The terrible insurgency that sought to dismember Sri Lanka into another Cyprus took a heavy toll in the life, liberty and economic upliftment of all our people. A country that ‘took off’ economically in the post-1977 period leaving most other South Asian nations, including India behind slumped with the eruption of the separatist insurgency. The 1983 riots were a watershed and the Tamil diaspora that the riots triggered was to reverse the strides the country had made, economically.

Today, the diaspora, bitter about what happened, is trying to pull down the country and those remaining in it, including the minorities as sweet revenge. The Northern Province Chief Minister, in whom there was hope of reconciliation and rehabilitation with a Government that was put in place by both the majority and the minorities together, has been a pawn in the hands of this diaspora.

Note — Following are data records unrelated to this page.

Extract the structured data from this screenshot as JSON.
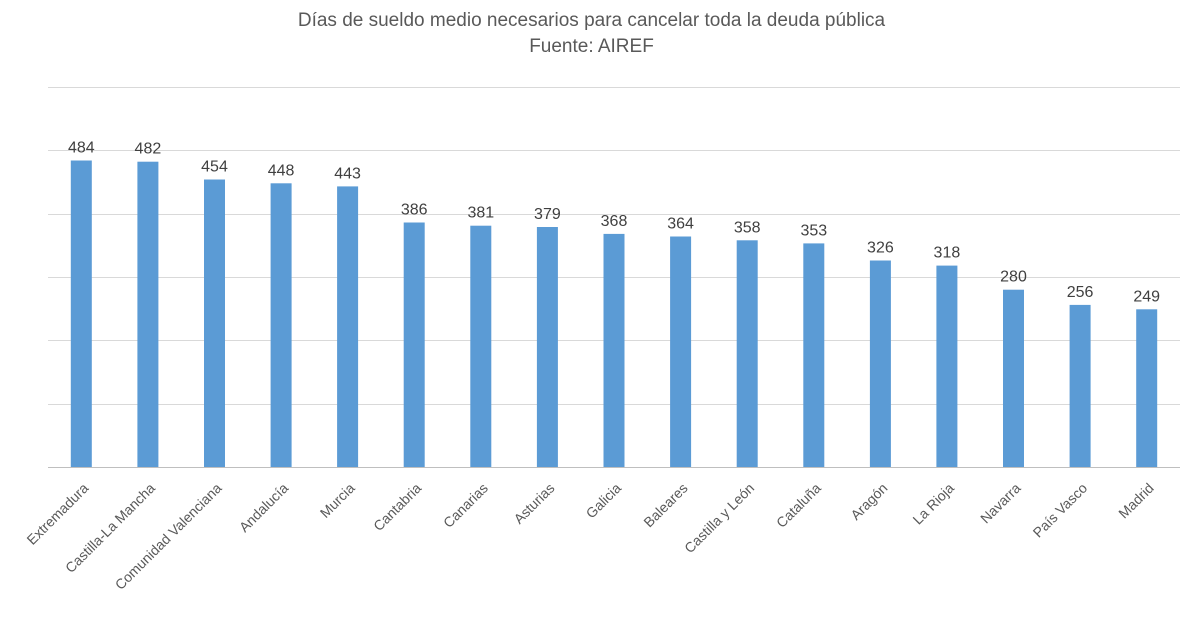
{
  "chart_data": {
    "type": "bar",
    "title": "Días de sueldo medio necesarios para cancelar toda la deuda pública",
    "subtitle": "Fuente: AIREF",
    "xlabel": "",
    "ylabel": "",
    "ylim": [
      0,
      600
    ],
    "y_gridlines": [
      0,
      100,
      200,
      300,
      400,
      500,
      600
    ],
    "grid": true,
    "show_y_tick_labels": false,
    "bar_color": "#5b9bd5",
    "categories": [
      "Extremadura",
      "Castilla-La Mancha",
      "Comunidad Valenciana",
      "Andalucía",
      "Murcia",
      "Cantabria",
      "Canarias",
      "Asturias",
      "Galicia",
      "Baleares",
      "Castilla y León",
      "Cataluña",
      "Aragón",
      "La Rioja",
      "Navarra",
      "País Vasco",
      "Madrid"
    ],
    "values": [
      484,
      482,
      454,
      448,
      443,
      386,
      381,
      379,
      368,
      364,
      358,
      353,
      326,
      318,
      280,
      256,
      249
    ]
  }
}
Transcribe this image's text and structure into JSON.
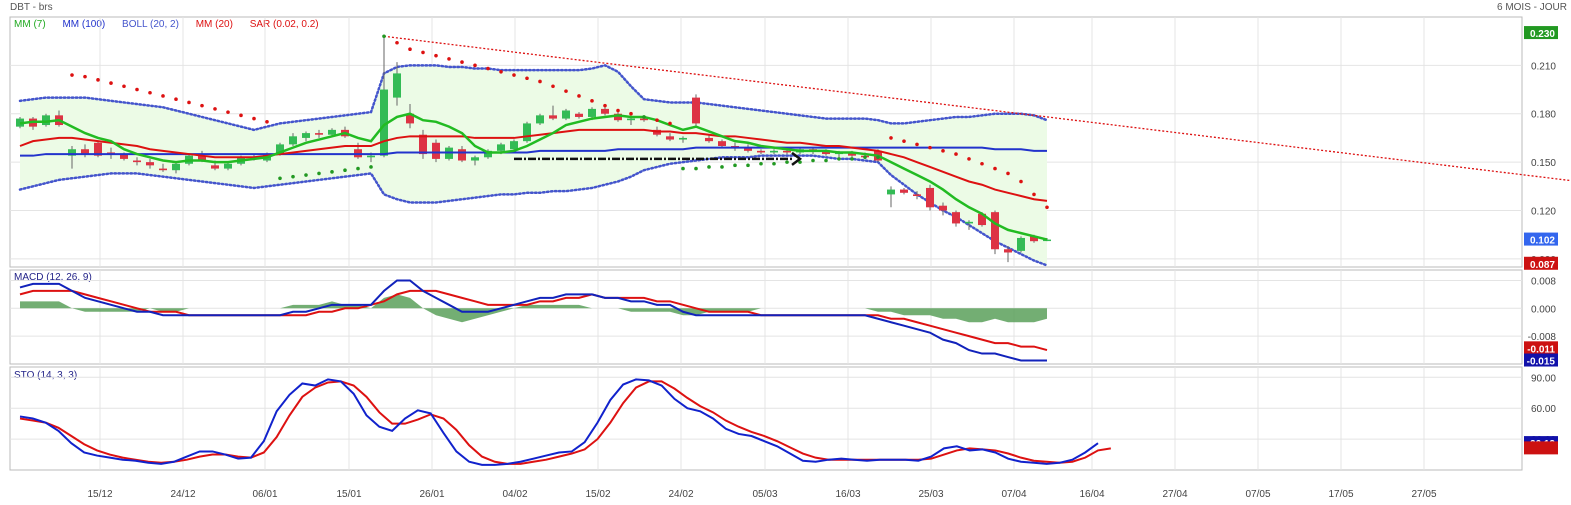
{
  "header": {
    "symbol": "DBT - brs",
    "period": "6 MOIS - JOUR"
  },
  "colors": {
    "green": "#22bb22",
    "blue": "#2233cc",
    "red": "#dd1111",
    "boll": "#4455cc",
    "up": "#33bb55",
    "down": "#dd3344",
    "area": "#5aa05a"
  },
  "price_panel": {
    "legend": [
      {
        "label": "MM (7)",
        "color": "#22aa22"
      },
      {
        "label": "MM (100)",
        "color": "#2233cc"
      },
      {
        "label": "BOLL (20, 2)",
        "color": "#4455cc"
      },
      {
        "label": "MM (20)",
        "color": "#dd1111"
      },
      {
        "label": "SAR (0.02, 0.2)",
        "color": "#dd1111"
      }
    ],
    "y_ticks": [
      "0.210",
      "0.180",
      "0.150",
      "0.120",
      "0.090"
    ],
    "badges": [
      {
        "text": "0.230",
        "value": 0.23,
        "color": "#229922"
      },
      {
        "text": "0.102",
        "value": 0.102,
        "color": "#3366ee"
      },
      {
        "text": "0.087",
        "value": 0.087,
        "color": "#cc1111"
      }
    ]
  },
  "macd_panel": {
    "legend": "MACD (12, 26, 9)",
    "y_ticks": [
      "0.008",
      "0.000",
      "-0.008"
    ],
    "badges": [
      {
        "text": "-0.011",
        "value": -0.0115,
        "color": "#cc1111"
      },
      {
        "text": "-0.015",
        "value": -0.015,
        "color": "#1111aa"
      }
    ]
  },
  "sto_panel": {
    "legend": "STO (14, 3, 3)",
    "y_ticks": [
      "90.00",
      "60.00",
      "30.00"
    ],
    "badges": [
      {
        "text": "26.12",
        "value": 26.12,
        "color": "#1111aa"
      },
      {
        "text": "",
        "value": 21,
        "color": "#cc1111"
      }
    ]
  },
  "x_ticks": [
    "15/12",
    "24/12",
    "06/01",
    "15/01",
    "26/01",
    "04/02",
    "15/02",
    "24/02",
    "05/03",
    "16/03",
    "25/03",
    "07/04",
    "16/04",
    "27/04",
    "07/05",
    "17/05",
    "27/05"
  ],
  "chart_data": {
    "type": "candlestick",
    "candles": [
      [
        0.172,
        0.178,
        0.171,
        0.177
      ],
      [
        0.177,
        0.178,
        0.17,
        0.172
      ],
      [
        0.173,
        0.18,
        0.172,
        0.179
      ],
      [
        0.179,
        0.182,
        0.172,
        0.173
      ],
      [
        0.154,
        0.16,
        0.146,
        0.158
      ],
      [
        0.158,
        0.161,
        0.153,
        0.155
      ],
      [
        0.162,
        0.163,
        0.153,
        0.154
      ],
      [
        0.156,
        0.159,
        0.152,
        0.155
      ],
      [
        0.155,
        0.156,
        0.151,
        0.152
      ],
      [
        0.151,
        0.153,
        0.148,
        0.15
      ],
      [
        0.15,
        0.152,
        0.146,
        0.148
      ],
      [
        0.146,
        0.149,
        0.144,
        0.145
      ],
      [
        0.145,
        0.15,
        0.143,
        0.149
      ],
      [
        0.149,
        0.155,
        0.148,
        0.154
      ],
      [
        0.154,
        0.157,
        0.15,
        0.151
      ],
      [
        0.148,
        0.151,
        0.145,
        0.146
      ],
      [
        0.146,
        0.15,
        0.145,
        0.149
      ],
      [
        0.149,
        0.154,
        0.148,
        0.153
      ],
      [
        0.153,
        0.155,
        0.151,
        0.152
      ],
      [
        0.151,
        0.156,
        0.15,
        0.155
      ],
      [
        0.155,
        0.162,
        0.154,
        0.161
      ],
      [
        0.161,
        0.168,
        0.16,
        0.166
      ],
      [
        0.165,
        0.169,
        0.163,
        0.168
      ],
      [
        0.168,
        0.17,
        0.165,
        0.167
      ],
      [
        0.167,
        0.171,
        0.166,
        0.17
      ],
      [
        0.17,
        0.172,
        0.165,
        0.166
      ],
      [
        0.158,
        0.162,
        0.152,
        0.153
      ],
      [
        0.153,
        0.156,
        0.15,
        0.154
      ],
      [
        0.154,
        0.228,
        0.153,
        0.195
      ],
      [
        0.19,
        0.212,
        0.185,
        0.205
      ],
      [
        0.18,
        0.186,
        0.171,
        0.174
      ],
      [
        0.167,
        0.17,
        0.152,
        0.155
      ],
      [
        0.162,
        0.164,
        0.15,
        0.152
      ],
      [
        0.152,
        0.16,
        0.151,
        0.159
      ],
      [
        0.158,
        0.16,
        0.15,
        0.151
      ],
      [
        0.151,
        0.154,
        0.148,
        0.153
      ],
      [
        0.153,
        0.158,
        0.152,
        0.157
      ],
      [
        0.157,
        0.162,
        0.155,
        0.161
      ],
      [
        0.158,
        0.164,
        0.157,
        0.163
      ],
      [
        0.163,
        0.175,
        0.162,
        0.174
      ],
      [
        0.174,
        0.18,
        0.173,
        0.179
      ],
      [
        0.179,
        0.185,
        0.176,
        0.177
      ],
      [
        0.177,
        0.183,
        0.176,
        0.182
      ],
      [
        0.18,
        0.181,
        0.177,
        0.178
      ],
      [
        0.178,
        0.184,
        0.176,
        0.183
      ],
      [
        0.183,
        0.184,
        0.179,
        0.18
      ],
      [
        0.18,
        0.181,
        0.175,
        0.176
      ],
      [
        0.176,
        0.178,
        0.173,
        0.177
      ],
      [
        0.177,
        0.179,
        0.175,
        0.176
      ],
      [
        0.17,
        0.172,
        0.166,
        0.167
      ],
      [
        0.166,
        0.168,
        0.163,
        0.164
      ],
      [
        0.164,
        0.166,
        0.162,
        0.165
      ],
      [
        0.19,
        0.192,
        0.172,
        0.174
      ],
      [
        0.165,
        0.167,
        0.162,
        0.163
      ],
      [
        0.163,
        0.164,
        0.159,
        0.16
      ],
      [
        0.16,
        0.162,
        0.157,
        0.159
      ],
      [
        0.159,
        0.161,
        0.156,
        0.157
      ],
      [
        0.157,
        0.158,
        0.155,
        0.156
      ],
      [
        0.156,
        0.158,
        0.155,
        0.157
      ],
      [
        0.157,
        0.159,
        0.155,
        0.156
      ],
      [
        0.156,
        0.159,
        0.155,
        0.158
      ],
      [
        0.158,
        0.159,
        0.155,
        0.157
      ],
      [
        0.157,
        0.158,
        0.154,
        0.155
      ],
      [
        0.155,
        0.157,
        0.153,
        0.156
      ],
      [
        0.156,
        0.157,
        0.153,
        0.154
      ],
      [
        0.154,
        0.156,
        0.152,
        0.153
      ],
      [
        0.157,
        0.158,
        0.15,
        0.151
      ],
      [
        0.13,
        0.135,
        0.122,
        0.133
      ],
      [
        0.133,
        0.134,
        0.13,
        0.131
      ],
      [
        0.13,
        0.132,
        0.127,
        0.129
      ],
      [
        0.134,
        0.136,
        0.12,
        0.122
      ],
      [
        0.123,
        0.125,
        0.117,
        0.12
      ],
      [
        0.119,
        0.12,
        0.11,
        0.112
      ],
      [
        0.112,
        0.114,
        0.108,
        0.113
      ],
      [
        0.118,
        0.119,
        0.11,
        0.111
      ],
      [
        0.119,
        0.12,
        0.093,
        0.096
      ],
      [
        0.096,
        0.098,
        0.088,
        0.094
      ],
      [
        0.095,
        0.104,
        0.094,
        0.103
      ],
      [
        0.104,
        0.105,
        0.1,
        0.101
      ],
      [
        0.102,
        0.103,
        0.101,
        0.102
      ]
    ],
    "price_range": [
      0.085,
      0.235
    ],
    "ma7": [
      0.174,
      0.175,
      0.175,
      0.176,
      0.172,
      0.168,
      0.165,
      0.163,
      0.158,
      0.155,
      0.153,
      0.151,
      0.15,
      0.151,
      0.151,
      0.15,
      0.15,
      0.151,
      0.152,
      0.153,
      0.156,
      0.159,
      0.162,
      0.164,
      0.166,
      0.168,
      0.165,
      0.163,
      0.173,
      0.178,
      0.18,
      0.176,
      0.175,
      0.172,
      0.168,
      0.16,
      0.156,
      0.156,
      0.157,
      0.16,
      0.164,
      0.168,
      0.173,
      0.175,
      0.177,
      0.178,
      0.179,
      0.178,
      0.178,
      0.176,
      0.173,
      0.17,
      0.172,
      0.169,
      0.166,
      0.163,
      0.162,
      0.16,
      0.159,
      0.158,
      0.157,
      0.157,
      0.157,
      0.156,
      0.156,
      0.155,
      0.154,
      0.15,
      0.146,
      0.142,
      0.138,
      0.133,
      0.127,
      0.122,
      0.118,
      0.112,
      0.108,
      0.106,
      0.104,
      0.102
    ],
    "ma20": [
      0.16,
      0.163,
      0.164,
      0.165,
      0.165,
      0.164,
      0.163,
      0.162,
      0.161,
      0.16,
      0.158,
      0.157,
      0.156,
      0.155,
      0.154,
      0.153,
      0.153,
      0.153,
      0.153,
      0.154,
      0.155,
      0.156,
      0.157,
      0.158,
      0.159,
      0.16,
      0.16,
      0.16,
      0.163,
      0.165,
      0.166,
      0.166,
      0.166,
      0.166,
      0.166,
      0.165,
      0.165,
      0.165,
      0.165,
      0.166,
      0.167,
      0.168,
      0.169,
      0.17,
      0.17,
      0.17,
      0.17,
      0.17,
      0.17,
      0.169,
      0.169,
      0.168,
      0.168,
      0.167,
      0.166,
      0.166,
      0.165,
      0.164,
      0.163,
      0.162,
      0.162,
      0.161,
      0.16,
      0.16,
      0.159,
      0.158,
      0.157,
      0.155,
      0.153,
      0.15,
      0.147,
      0.144,
      0.141,
      0.138,
      0.136,
      0.133,
      0.131,
      0.129,
      0.127,
      0.126
    ],
    "ma100": [
      0.154,
      0.154,
      0.155,
      0.155,
      0.155,
      0.155,
      0.155,
      0.155,
      0.155,
      0.155,
      0.155,
      0.155,
      0.155,
      0.155,
      0.155,
      0.155,
      0.155,
      0.155,
      0.155,
      0.155,
      0.155,
      0.155,
      0.155,
      0.155,
      0.155,
      0.155,
      0.155,
      0.155,
      0.155,
      0.156,
      0.156,
      0.156,
      0.156,
      0.156,
      0.156,
      0.156,
      0.156,
      0.156,
      0.156,
      0.156,
      0.157,
      0.157,
      0.157,
      0.157,
      0.157,
      0.157,
      0.158,
      0.158,
      0.158,
      0.158,
      0.158,
      0.158,
      0.159,
      0.159,
      0.159,
      0.159,
      0.159,
      0.159,
      0.159,
      0.159,
      0.159,
      0.159,
      0.159,
      0.159,
      0.159,
      0.159,
      0.159,
      0.159,
      0.159,
      0.159,
      0.159,
      0.159,
      0.159,
      0.159,
      0.159,
      0.158,
      0.158,
      0.158,
      0.157,
      0.157
    ],
    "boll_upper": [
      0.188,
      0.189,
      0.19,
      0.19,
      0.19,
      0.19,
      0.189,
      0.188,
      0.187,
      0.186,
      0.185,
      0.184,
      0.182,
      0.18,
      0.178,
      0.176,
      0.174,
      0.172,
      0.17,
      0.172,
      0.174,
      0.175,
      0.176,
      0.177,
      0.178,
      0.179,
      0.18,
      0.181,
      0.205,
      0.209,
      0.21,
      0.21,
      0.21,
      0.209,
      0.209,
      0.208,
      0.208,
      0.207,
      0.207,
      0.207,
      0.207,
      0.207,
      0.207,
      0.207,
      0.208,
      0.21,
      0.206,
      0.197,
      0.189,
      0.188,
      0.187,
      0.187,
      0.187,
      0.186,
      0.185,
      0.184,
      0.183,
      0.182,
      0.181,
      0.18,
      0.179,
      0.178,
      0.177,
      0.177,
      0.177,
      0.177,
      0.176,
      0.174,
      0.174,
      0.175,
      0.176,
      0.177,
      0.178,
      0.178,
      0.179,
      0.18,
      0.18,
      0.18,
      0.179,
      0.176
    ],
    "boll_lower": [
      0.133,
      0.135,
      0.137,
      0.139,
      0.14,
      0.141,
      0.142,
      0.143,
      0.143,
      0.143,
      0.142,
      0.141,
      0.14,
      0.139,
      0.138,
      0.137,
      0.136,
      0.135,
      0.134,
      0.135,
      0.136,
      0.137,
      0.138,
      0.139,
      0.14,
      0.141,
      0.142,
      0.143,
      0.13,
      0.127,
      0.125,
      0.125,
      0.125,
      0.126,
      0.127,
      0.128,
      0.129,
      0.13,
      0.13,
      0.131,
      0.131,
      0.132,
      0.132,
      0.133,
      0.134,
      0.136,
      0.138,
      0.141,
      0.145,
      0.147,
      0.149,
      0.15,
      0.151,
      0.152,
      0.153,
      0.153,
      0.153,
      0.154,
      0.154,
      0.154,
      0.154,
      0.154,
      0.153,
      0.152,
      0.152,
      0.151,
      0.15,
      0.142,
      0.136,
      0.13,
      0.125,
      0.12,
      0.116,
      0.111,
      0.106,
      0.101,
      0.097,
      0.093,
      0.089,
      0.086
    ],
    "sar": [
      null,
      null,
      null,
      null,
      0.204,
      0.203,
      0.201,
      0.199,
      0.197,
      0.195,
      0.193,
      0.191,
      0.189,
      0.187,
      0.185,
      0.183,
      0.181,
      0.179,
      0.177,
      0.175,
      0.14,
      0.141,
      0.142,
      0.143,
      0.144,
      0.145,
      0.146,
      0.147,
      0.228,
      0.224,
      0.22,
      0.218,
      0.216,
      0.214,
      0.212,
      0.21,
      0.208,
      0.206,
      0.204,
      0.202,
      0.2,
      0.197,
      0.194,
      0.191,
      0.188,
      0.185,
      0.182,
      0.18,
      0.178,
      0.176,
      0.174,
      0.146,
      0.146,
      0.147,
      0.147,
      0.148,
      0.148,
      0.149,
      0.149,
      0.15,
      0.15,
      0.151,
      0.151,
      0.152,
      0.152,
      0.153,
      0.153,
      0.165,
      0.163,
      0.161,
      0.159,
      0.157,
      0.155,
      0.152,
      0.149,
      0.146,
      0.143,
      0.138,
      0.13,
      0.122
    ],
    "trendline": {
      "from": [
        28,
        0.228
      ],
      "to": [
        127,
        0.131
      ]
    },
    "arrow": {
      "from": [
        38,
        0.152
      ],
      "to": [
        60,
        0.152
      ]
    },
    "macd_range": [
      -0.016,
      0.011
    ],
    "macd": [
      0.006,
      0.007,
      0.007,
      0.007,
      0.005,
      0.003,
      0.002,
      0.001,
      0.0,
      -0.001,
      -0.001,
      -0.002,
      -0.002,
      -0.002,
      -0.002,
      -0.002,
      -0.002,
      -0.002,
      -0.002,
      -0.002,
      -0.002,
      -0.001,
      -0.001,
      0.0,
      0.001,
      0.001,
      0.001,
      0.001,
      0.005,
      0.008,
      0.008,
      0.005,
      0.003,
      0.001,
      -0.001,
      -0.001,
      -0.001,
      0.0,
      0.001,
      0.002,
      0.003,
      0.003,
      0.004,
      0.004,
      0.004,
      0.003,
      0.003,
      0.002,
      0.002,
      0.001,
      0.001,
      -0.001,
      -0.002,
      -0.002,
      -0.002,
      -0.002,
      -0.002,
      -0.002,
      -0.002,
      -0.002,
      -0.002,
      -0.002,
      -0.002,
      -0.002,
      -0.002,
      -0.002,
      -0.003,
      -0.004,
      -0.005,
      -0.006,
      -0.007,
      -0.009,
      -0.01,
      -0.012,
      -0.013,
      -0.013,
      -0.014,
      -0.015,
      -0.015,
      -0.015
    ],
    "macd_signal": [
      0.004,
      0.005,
      0.005,
      0.005,
      0.005,
      0.004,
      0.003,
      0.002,
      0.001,
      0.0,
      -0.001,
      -0.001,
      -0.001,
      -0.002,
      -0.002,
      -0.002,
      -0.002,
      -0.002,
      -0.002,
      -0.002,
      -0.002,
      -0.002,
      -0.002,
      -0.001,
      -0.001,
      0.0,
      0.0,
      0.001,
      0.002,
      0.004,
      0.005,
      0.005,
      0.005,
      0.004,
      0.003,
      0.002,
      0.001,
      0.001,
      0.001,
      0.001,
      0.002,
      0.002,
      0.003,
      0.003,
      0.004,
      0.003,
      0.003,
      0.003,
      0.003,
      0.002,
      0.002,
      0.001,
      0.0,
      -0.001,
      -0.001,
      -0.001,
      -0.001,
      -0.002,
      -0.002,
      -0.002,
      -0.002,
      -0.002,
      -0.002,
      -0.002,
      -0.002,
      -0.002,
      -0.002,
      -0.003,
      -0.003,
      -0.004,
      -0.005,
      -0.006,
      -0.007,
      -0.008,
      -0.009,
      -0.01,
      -0.01,
      -0.011,
      -0.011,
      -0.012
    ],
    "sto_range": [
      0,
      100
    ],
    "sto_k": [
      52,
      50,
      46,
      38,
      26,
      17,
      14,
      12,
      10,
      9,
      7,
      6,
      8,
      13,
      18,
      18,
      15,
      11,
      12,
      28,
      57,
      73,
      84,
      82,
      88,
      86,
      74,
      53,
      42,
      38,
      50,
      58,
      55,
      36,
      18,
      8,
      5,
      5,
      6,
      8,
      11,
      14,
      17,
      18,
      27,
      46,
      68,
      83,
      88,
      87,
      82,
      69,
      60,
      57,
      50,
      40,
      35,
      33,
      28,
      23,
      16,
      9,
      8,
      10,
      11,
      10,
      9,
      10,
      10,
      10,
      9,
      13,
      21,
      23,
      19,
      20,
      17,
      11,
      8,
      7,
      6,
      7,
      10,
      17,
      26
    ],
    "sto_d": [
      50,
      48,
      46,
      41,
      33,
      25,
      19,
      15,
      12,
      10,
      8,
      7,
      8,
      10,
      13,
      15,
      15,
      13,
      12,
      17,
      32,
      53,
      71,
      80,
      85,
      86,
      82,
      71,
      56,
      45,
      45,
      49,
      54,
      50,
      39,
      24,
      13,
      8,
      6,
      6,
      8,
      10,
      13,
      16,
      20,
      30,
      46,
      65,
      80,
      86,
      86,
      79,
      70,
      62,
      56,
      48,
      42,
      37,
      33,
      28,
      22,
      16,
      12,
      10,
      10,
      10,
      10,
      10,
      10,
      10,
      10,
      11,
      15,
      19,
      21,
      20,
      19,
      16,
      12,
      9,
      8,
      7,
      8,
      12,
      19,
      21
    ]
  }
}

Ask the ordinary people of the North and many will say that the elected representatives of the North are more concerned about Geneva than Jaffna. These people want to get back on their feet having suffered more than anyone else during the war years. The North is replete with new problems; the narcotic ‘Kerala ganja’ to alcoholism to the lack of water to the problems of the fishermen staying at home in the face of Indians poaching in the Palk Strait and the farmers tilling the barren land with little support from the authorities.

On the other hand, Jaffna, the citadel of the North is probably the fastest growing city today outside Colombo as the ‘doing diaspora’ lends a hand to uplift the people as against the ‘talking diaspora’.

The Government has established, or proposes to establish a Task Force, a Truth Commission, a Permanent Office for Missing Persons and signed an International Convention for the protection of All Persons from Enforced Disappearances. The Human Rights Commission must be given more strength, but never should the Government underestimate the undercurrents of the military, which it may need some day in the future.

What the UNHRC wants to do may not be the way forward; it certainly is not the only way to go. It must not make a delicate situation worse and at a time when healing is the best option, opening of old war wounds is not an option for the whole country.